Yemek odasının önünden geçerken konuşmalar duyuyorum ve eğiliyorum. Fakat çok geç.
Jess, “Allison Wilcox,” diye ciyaklıyor. “Şimdi buraya girin.”
Utangaç bir tavırla, tüm Johnson ailesiyle yüzleşmek için Fransız kapılarını açıyorum. Jess’in erkek arkadaşı Mark ve çeşitli arkadaşları da bana bakıyor.
“Günaydın” diyorum sadece Jess’e bakarak.
“Sana ne oldu?” o soruyor.
“Havuz evinde uyuyakalmışım” diye itiraf ediyorum, gecenin en ilginç ayrıntılarını atlayarak.
Şömine rafının üzerinde asılı duran devasa aynadaki yansımamı yakaladım. Ah, ne yazık ki, diye düşünüyorum, maskarayı öfkeyle gözlerimin altından ovuşturuyorum.
Mark bana kahve doldururken, “Otur, biraz kahvaltı yap” diyor.
Jess’in anne ve babasına, önüme koyulan tam bir İngiliz kahvaltısı gözüyle bakmayı reddediyorum.

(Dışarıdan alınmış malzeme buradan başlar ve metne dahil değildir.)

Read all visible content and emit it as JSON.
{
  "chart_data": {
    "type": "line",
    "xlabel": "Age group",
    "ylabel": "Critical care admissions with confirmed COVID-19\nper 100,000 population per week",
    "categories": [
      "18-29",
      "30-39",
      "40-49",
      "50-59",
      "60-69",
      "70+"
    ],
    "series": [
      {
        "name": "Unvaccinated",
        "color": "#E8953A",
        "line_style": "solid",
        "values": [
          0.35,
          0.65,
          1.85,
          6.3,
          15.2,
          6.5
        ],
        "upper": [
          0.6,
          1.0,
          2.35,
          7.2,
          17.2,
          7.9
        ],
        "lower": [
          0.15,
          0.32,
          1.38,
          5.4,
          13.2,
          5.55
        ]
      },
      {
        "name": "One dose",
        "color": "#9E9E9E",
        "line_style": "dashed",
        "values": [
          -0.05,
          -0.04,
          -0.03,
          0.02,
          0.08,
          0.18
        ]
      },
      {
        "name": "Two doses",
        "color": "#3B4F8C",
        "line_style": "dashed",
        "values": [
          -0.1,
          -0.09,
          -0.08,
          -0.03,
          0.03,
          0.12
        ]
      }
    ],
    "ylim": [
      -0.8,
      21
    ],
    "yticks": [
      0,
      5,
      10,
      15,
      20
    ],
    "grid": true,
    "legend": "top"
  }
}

“Harika bir gece değil mi?” Jess, akşamdan kalmalık belirtisi göstermeden konuşuyor. “Seni en son gördüğümde Bekar Hanımlar eşliğinde dans ediyordun.”
“Hımm,” diye yanıtlıyorum ağzım kızarmış ekmekle dolu.
“‘Peki Zorro’da hangi cehenneme kayboldun?” Jess soruyor. “Daha iyisini bilmeseydim…”
Birkaç saat içinde ikinci kez midem bulandı ve Jessica’nın kime hitap ettiğini görmek için başımı kaldırdım.
O karşımda oturuyordu ve ben tamamen habersizdim. Maskeyi çıkardı ve gözlerine tam olarak uyan mavi V yakalı bir kazak giyiyor ama bu HIM! Çatalım bir takırtıyla yere düşüyor ve o da bakışlarımı geniş bir gülümsemeyle karşılıyor.
“Kardeşim James’i hatırlıyorsun değil mi Allie?” Jess masum bir şekilde soruyor. “Birkaç yıl olduğunu biliyorum.”
Aslında sadece birkaç saat oldu ama ben de onunkine benzeyen bir gülümsemeyle başımı yavaşça salladım.
“Elbette hatırlıyorum,” diyorum sesimi dengede tutmaya çalışarak. “Nasıl unutabilirim?”
Başını yana eğip gözleri bir an bile benden ayrılmıyor. “Kahvaltıdan sonra denize girmek isteyen var mı?” diye sordu doğrudan bana bakarak. Kızarıklığın yanaklarıma doğru yayıldığını hissediyorum. “Havuz bazı aksiyonlara hazır.”